Come togliersi di dosso il sociale, l’umanità in cui si trovavano ad abitare, come infrangere il confine di un territorio regolamentato, come trovare la potenza necessaria per sovvertire l’ordine sociale a favore dell’audacia individuale?

Cercavano di misurarsi in prove estreme, isolamenti, autotorture, digiuni in cui incontrare creature e spiriti magici che gli avrebbero permesso un riconoscimento, un distinguersi rispetto al popolo.

L’estrema ricerca di potenza per potersi togliere dal sociale era invece presentata da gran parte degli esploratori come spettacolare fenomeno per la loro ricerca di fama e successo, per poter dominare nel sociale.

Questa la lettura che faceva Levi-Strauss.

Oggi, osservando i bambini, si nota che sono attratti dalla magia e dalla creature magiche, senza capricci e senza richiamare l’attenzione su di se.

La magia, il mago, l’interprete dei sogni. La questione è quella del sogno.

Cosa manca al bambino irrequieto, che urla fuori tempo, aritmato, che si arrabbia?

Manca l’elaborazione, l’articolazione, il dissolvimento narrativo, presenta la virtù del labirinto, dell’ipotiposi, ove l’elaborazione è primitiva, ancestrale, arcaica, grezza, abbozzata, scarabocchiata.

Nell’attraversamento del labirinto l’incontro con la semplicità.

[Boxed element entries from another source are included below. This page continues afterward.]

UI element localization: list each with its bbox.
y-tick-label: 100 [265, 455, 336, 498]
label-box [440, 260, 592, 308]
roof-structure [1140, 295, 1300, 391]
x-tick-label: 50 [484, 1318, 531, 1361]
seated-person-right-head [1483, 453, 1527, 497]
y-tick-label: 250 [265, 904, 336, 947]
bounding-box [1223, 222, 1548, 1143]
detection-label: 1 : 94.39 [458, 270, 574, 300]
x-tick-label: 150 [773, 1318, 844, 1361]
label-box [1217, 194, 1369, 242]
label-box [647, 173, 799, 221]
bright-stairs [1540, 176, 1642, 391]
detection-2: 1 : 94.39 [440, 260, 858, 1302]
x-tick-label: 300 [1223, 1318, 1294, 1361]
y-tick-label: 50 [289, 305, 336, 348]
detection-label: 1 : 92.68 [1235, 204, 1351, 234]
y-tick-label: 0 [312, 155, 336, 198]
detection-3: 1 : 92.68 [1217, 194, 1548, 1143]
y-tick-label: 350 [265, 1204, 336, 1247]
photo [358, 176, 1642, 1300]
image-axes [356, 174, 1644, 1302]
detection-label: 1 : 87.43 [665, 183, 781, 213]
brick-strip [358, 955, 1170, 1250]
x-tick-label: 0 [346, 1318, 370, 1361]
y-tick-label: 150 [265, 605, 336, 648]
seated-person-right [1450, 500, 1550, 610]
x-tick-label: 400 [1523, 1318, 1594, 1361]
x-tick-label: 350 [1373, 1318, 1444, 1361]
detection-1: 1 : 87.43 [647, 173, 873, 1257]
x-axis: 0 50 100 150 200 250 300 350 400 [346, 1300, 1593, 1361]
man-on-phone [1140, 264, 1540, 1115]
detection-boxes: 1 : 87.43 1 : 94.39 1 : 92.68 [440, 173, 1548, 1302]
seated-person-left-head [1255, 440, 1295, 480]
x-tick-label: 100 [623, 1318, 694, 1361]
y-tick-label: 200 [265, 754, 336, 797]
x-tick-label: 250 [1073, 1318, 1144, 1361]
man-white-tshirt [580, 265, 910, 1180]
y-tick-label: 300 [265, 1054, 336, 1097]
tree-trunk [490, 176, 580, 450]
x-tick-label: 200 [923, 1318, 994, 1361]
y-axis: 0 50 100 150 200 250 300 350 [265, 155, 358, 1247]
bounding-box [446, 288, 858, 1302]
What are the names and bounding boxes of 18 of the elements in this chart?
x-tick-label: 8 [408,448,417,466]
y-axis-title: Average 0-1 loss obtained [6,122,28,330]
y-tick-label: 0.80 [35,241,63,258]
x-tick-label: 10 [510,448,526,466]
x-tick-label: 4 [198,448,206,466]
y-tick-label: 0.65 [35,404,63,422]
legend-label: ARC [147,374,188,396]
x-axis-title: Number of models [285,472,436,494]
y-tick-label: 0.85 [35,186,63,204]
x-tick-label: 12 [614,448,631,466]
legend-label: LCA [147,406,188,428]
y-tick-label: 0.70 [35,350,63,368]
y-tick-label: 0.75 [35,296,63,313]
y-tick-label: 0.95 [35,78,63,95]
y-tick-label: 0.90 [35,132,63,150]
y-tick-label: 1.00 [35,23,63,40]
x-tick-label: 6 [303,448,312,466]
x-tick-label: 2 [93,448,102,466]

Occorre che il paradiso attenda, non si possono eludere le difficoltà del fare.

Come diceva Carmelo Bene non si possono leggere i Classici prima di aver letto Joyce.

Invece oggi l’esuberanza del bambino è demonizzata, si tenta di sedarla con lo psicofarmaco.

I bambini sono grandi esploratori, perché continuano comunque il viaggio.

Così Levi-Strauss: “Ormai il passaggio è possibile. In modo inatteso, fra me e la vita, il tempo ha allungato il suo istmo; venti anni di oblio sono stati necessari per condurmi di fronte a un’esperienza antica, di cui una ricerca vecchia quanto il mondo mi aveva un tempo rifiutato il senso e tolto l’intimità”.

Ovvero il passato procede dal futuro, dal fare, dalla dimenticanza, dall’oblio, non senza solitudine ed intimità.

Intimità che non è dentro-fuori, ma qualcosa di assolutamente incondivisibile, tutt’altro rispetto all’intima amicizia.

Il passato, cioè un senso che è sensuale, che dice che in atto vi è scrittura dell’esperienza, che propone l’apertura necessaria alla relazione tanto autentica quanto impossibile.

Nessuna ricerca possibile del passato, per poterlo immortalare e vivere di ricordi.

Nessuna riuscita appiccicandosi addosso esotismo per attrarre e richiamare attenzione.